市野川用水

 撮影地: 埼玉県東松山市、比企郡吉見町

 市野川用水は市野川の諏訪堰から取水し、東へ向かって流れる。一旦、横見川
 合流してから、横見川の下流に設けられた五反田堰で堰上げして、再び取水されている。
 かんがい地域は吉見町の南端の江綱、前河内、大串地区である。
 市野川用水の悪水は、南吉見排水機場などから再び市野川へ排水されている。
 なお、市野川用水は武蔵国郡村誌(明治9年の調査を基に編纂)の横見郡江綱村(6巻、p.467)には、
 諏訪用水と記されている。”深処一尺広処五間狭処八尺 村の西隅字諏訪堰より来り
 東方前河内村に入る 其間十七町 全村の用水に供す”とある。

 取水堰
↑取水堰(諏訪堰?) 市野川の右岸下流から
 左岸:吉見町南吉見、右岸:東松山市古凍(ふるこおり)
 転倒ゲート4門、写真右上に
 市野川用水の取水樋管が見える。
   市野川用水の始点
  ↑市野川用水の始点(上流から) 
   吉見町南吉見(市野川の左岸堤防から撮影)
   市野川用水の右岸側には市野川の氾濫跡と
   思われる諏訪沼がある。

 市川用水
↑市野川用水(下流から) 吉見町江綱(えつな)
 始点から600m下流の地点。いまどき珍しい素掘りの
 用水路が残っている。水路幅は約10mと広い。
 水際には樹木が繁茂し、独特の景観を醸し出している。
 左岸には流川耕地からの悪水が永府門樋(1901年竣工、
 煉瓦造)を経由して放流されている。付近に祀られた、
 
庚申塔は慶安元年(1648)建立と、かなり古い。

   
横見川へ合流
  ↑横見川へ合流(上流から) 吉見町江綱〜南吉見
   手前が市野川用水、奥が横見川。市野川用水は
   横見川の左岸側に設けられた樋管から再取水されて
   いる。水利的には交換用水に相当すると
   思われる。なお、横見川の左岸堤防は現在は
   県道345号線であるが、その前身は江戸時代に築かれた、
   吉見領大囲堤(市野川の控堤防)である。

 元巣神社の付近
↑元巣神社の付近 吉見町江綱
 横見川から800m下流。市野川用水の水路幅は約1mと
 狭くなる。江綱と前河内の境界付近に鎮座するのが、
 元巣神社(江綱神社)。
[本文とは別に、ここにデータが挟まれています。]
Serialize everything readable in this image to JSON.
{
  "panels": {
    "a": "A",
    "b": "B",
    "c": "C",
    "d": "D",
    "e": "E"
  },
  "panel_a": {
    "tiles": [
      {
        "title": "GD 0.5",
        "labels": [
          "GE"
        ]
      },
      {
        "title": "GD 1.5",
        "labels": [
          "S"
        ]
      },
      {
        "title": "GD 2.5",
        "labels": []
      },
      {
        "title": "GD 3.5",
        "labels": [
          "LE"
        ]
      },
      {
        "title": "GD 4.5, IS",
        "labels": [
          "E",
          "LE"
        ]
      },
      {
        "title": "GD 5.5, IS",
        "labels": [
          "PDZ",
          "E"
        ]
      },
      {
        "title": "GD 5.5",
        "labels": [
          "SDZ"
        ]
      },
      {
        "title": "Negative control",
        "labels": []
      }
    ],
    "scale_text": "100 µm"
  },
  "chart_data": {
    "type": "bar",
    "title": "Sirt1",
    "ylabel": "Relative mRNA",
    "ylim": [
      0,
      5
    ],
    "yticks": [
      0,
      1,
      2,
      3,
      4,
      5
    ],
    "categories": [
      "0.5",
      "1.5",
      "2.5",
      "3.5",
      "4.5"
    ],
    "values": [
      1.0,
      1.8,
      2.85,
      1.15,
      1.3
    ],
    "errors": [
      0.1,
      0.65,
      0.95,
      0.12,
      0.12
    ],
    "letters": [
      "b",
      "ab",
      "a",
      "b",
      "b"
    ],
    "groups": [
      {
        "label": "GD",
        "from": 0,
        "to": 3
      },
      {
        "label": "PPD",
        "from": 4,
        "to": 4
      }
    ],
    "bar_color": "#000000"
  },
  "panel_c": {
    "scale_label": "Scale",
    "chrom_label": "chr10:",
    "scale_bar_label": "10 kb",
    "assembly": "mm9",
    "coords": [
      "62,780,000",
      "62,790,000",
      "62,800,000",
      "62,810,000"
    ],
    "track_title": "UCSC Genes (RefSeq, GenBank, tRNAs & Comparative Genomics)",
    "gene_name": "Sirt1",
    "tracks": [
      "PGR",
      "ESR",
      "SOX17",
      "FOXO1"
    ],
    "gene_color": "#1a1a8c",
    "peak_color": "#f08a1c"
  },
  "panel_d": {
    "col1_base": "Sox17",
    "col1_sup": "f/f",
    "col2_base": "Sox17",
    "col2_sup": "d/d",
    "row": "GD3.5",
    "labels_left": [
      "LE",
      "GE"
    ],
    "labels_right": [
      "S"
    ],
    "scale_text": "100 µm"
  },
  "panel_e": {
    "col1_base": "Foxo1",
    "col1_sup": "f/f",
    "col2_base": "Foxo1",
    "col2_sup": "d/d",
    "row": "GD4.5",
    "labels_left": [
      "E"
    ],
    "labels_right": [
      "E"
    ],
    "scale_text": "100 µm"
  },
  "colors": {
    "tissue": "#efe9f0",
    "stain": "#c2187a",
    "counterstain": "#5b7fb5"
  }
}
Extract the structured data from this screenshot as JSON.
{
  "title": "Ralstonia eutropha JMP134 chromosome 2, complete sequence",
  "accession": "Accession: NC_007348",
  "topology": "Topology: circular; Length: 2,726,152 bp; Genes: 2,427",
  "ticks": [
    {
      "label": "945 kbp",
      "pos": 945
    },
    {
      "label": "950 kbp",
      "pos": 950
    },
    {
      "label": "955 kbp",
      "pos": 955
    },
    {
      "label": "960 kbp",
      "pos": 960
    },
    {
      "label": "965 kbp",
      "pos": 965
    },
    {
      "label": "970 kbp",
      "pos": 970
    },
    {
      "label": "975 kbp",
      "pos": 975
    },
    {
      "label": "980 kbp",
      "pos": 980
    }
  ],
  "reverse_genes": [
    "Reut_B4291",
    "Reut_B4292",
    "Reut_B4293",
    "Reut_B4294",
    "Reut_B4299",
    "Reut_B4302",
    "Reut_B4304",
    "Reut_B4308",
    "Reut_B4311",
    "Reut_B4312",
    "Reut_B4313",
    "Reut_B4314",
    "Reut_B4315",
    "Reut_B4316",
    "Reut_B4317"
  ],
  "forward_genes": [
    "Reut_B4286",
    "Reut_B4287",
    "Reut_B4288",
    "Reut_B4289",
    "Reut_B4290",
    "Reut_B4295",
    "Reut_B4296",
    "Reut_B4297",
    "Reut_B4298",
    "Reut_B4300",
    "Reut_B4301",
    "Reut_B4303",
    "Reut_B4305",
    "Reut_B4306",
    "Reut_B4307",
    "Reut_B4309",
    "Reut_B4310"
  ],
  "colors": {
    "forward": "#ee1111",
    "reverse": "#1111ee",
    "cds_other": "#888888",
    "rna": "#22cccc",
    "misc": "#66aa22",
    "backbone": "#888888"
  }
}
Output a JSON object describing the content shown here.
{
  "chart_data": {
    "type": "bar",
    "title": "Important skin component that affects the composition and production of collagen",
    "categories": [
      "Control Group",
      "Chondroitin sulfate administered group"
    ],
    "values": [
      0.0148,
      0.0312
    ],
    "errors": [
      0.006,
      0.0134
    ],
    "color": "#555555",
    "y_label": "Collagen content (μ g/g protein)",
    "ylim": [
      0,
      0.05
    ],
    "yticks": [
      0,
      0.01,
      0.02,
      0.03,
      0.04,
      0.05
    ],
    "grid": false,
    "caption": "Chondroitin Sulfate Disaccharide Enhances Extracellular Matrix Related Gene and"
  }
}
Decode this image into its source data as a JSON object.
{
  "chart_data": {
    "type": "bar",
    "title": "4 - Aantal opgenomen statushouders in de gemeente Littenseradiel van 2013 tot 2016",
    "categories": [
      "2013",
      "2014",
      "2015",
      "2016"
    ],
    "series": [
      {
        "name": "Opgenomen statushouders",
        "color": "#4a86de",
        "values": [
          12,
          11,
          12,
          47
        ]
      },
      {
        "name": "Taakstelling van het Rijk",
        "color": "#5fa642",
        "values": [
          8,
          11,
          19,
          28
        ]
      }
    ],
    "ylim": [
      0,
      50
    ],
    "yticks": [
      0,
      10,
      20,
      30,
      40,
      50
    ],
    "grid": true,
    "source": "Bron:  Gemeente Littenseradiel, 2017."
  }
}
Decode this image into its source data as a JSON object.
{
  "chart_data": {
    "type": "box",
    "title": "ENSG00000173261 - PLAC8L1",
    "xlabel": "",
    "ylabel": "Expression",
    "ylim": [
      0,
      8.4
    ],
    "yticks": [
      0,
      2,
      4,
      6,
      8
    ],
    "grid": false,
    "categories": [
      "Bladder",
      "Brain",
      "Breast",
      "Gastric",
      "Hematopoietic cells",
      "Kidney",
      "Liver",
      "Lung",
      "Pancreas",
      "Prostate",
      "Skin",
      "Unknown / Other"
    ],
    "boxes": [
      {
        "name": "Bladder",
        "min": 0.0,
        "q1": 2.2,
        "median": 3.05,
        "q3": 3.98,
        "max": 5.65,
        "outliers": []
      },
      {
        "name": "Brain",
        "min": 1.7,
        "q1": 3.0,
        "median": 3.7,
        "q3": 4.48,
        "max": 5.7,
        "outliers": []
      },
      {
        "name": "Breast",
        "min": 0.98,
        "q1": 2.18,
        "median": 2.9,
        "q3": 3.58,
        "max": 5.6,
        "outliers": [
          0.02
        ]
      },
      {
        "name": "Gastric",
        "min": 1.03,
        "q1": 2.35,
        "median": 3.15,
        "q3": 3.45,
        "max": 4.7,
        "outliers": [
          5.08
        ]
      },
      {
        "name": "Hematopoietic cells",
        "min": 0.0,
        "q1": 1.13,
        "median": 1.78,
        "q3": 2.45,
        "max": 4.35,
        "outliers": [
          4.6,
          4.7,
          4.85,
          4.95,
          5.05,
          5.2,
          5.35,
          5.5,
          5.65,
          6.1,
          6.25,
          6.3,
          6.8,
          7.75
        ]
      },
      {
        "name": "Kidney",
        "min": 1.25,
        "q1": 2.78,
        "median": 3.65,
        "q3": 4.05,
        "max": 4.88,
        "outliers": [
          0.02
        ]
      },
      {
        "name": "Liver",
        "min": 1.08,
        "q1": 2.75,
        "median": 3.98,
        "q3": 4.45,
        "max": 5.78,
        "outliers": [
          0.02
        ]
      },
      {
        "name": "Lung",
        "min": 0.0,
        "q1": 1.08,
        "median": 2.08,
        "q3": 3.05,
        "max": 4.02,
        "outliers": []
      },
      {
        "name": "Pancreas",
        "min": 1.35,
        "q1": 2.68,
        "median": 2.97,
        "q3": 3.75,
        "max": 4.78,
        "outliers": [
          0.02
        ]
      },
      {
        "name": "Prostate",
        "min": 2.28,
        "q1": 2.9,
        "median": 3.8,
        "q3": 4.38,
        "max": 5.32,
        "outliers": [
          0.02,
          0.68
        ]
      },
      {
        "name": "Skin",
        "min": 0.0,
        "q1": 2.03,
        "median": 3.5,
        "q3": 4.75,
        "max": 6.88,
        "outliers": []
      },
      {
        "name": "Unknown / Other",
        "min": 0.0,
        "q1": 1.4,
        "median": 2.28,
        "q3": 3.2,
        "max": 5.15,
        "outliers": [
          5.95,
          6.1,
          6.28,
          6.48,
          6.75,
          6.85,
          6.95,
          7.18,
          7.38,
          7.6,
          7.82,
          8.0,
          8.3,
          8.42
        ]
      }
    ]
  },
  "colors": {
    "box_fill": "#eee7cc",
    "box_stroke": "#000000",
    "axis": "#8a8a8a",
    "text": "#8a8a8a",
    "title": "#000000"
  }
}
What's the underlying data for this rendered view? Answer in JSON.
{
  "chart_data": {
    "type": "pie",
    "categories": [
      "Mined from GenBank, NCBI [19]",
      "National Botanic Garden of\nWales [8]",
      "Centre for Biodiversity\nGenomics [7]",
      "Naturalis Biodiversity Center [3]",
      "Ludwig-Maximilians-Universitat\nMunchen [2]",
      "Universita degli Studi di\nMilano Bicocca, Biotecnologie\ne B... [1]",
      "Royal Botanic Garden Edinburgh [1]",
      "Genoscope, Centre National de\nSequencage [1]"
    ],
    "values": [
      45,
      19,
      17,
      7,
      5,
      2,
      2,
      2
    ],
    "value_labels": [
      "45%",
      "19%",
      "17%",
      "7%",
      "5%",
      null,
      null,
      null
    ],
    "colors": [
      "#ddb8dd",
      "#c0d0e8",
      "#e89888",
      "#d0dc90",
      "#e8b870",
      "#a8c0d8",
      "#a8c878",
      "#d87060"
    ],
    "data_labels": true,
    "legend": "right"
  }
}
関東には一社しかないという。
 元巣という名前から命乞いの祈願(徴兵忌諱)が
 多かったために、帝国主義の時代には、
 江綱神社へ改名させられた歴史を持つ。 

   市野川用水の流末
  ↑市野川用水の流末(上流から) 吉見町大串
   市野川用水の流末やかんがい排水は、写真手前の排水路へ
   集められ、南吉見排水機場(右上)から市野川の左岸へ
   放流されている。排水機場の前は自然排水方式の
   樋門であり、大前門樋(昭和4年竣工)という名前であった。
   明治27年には大前門樋は江綱門樋(現存せず)と一緒に
   当時最先端の形式である煉瓦造りで建造されている。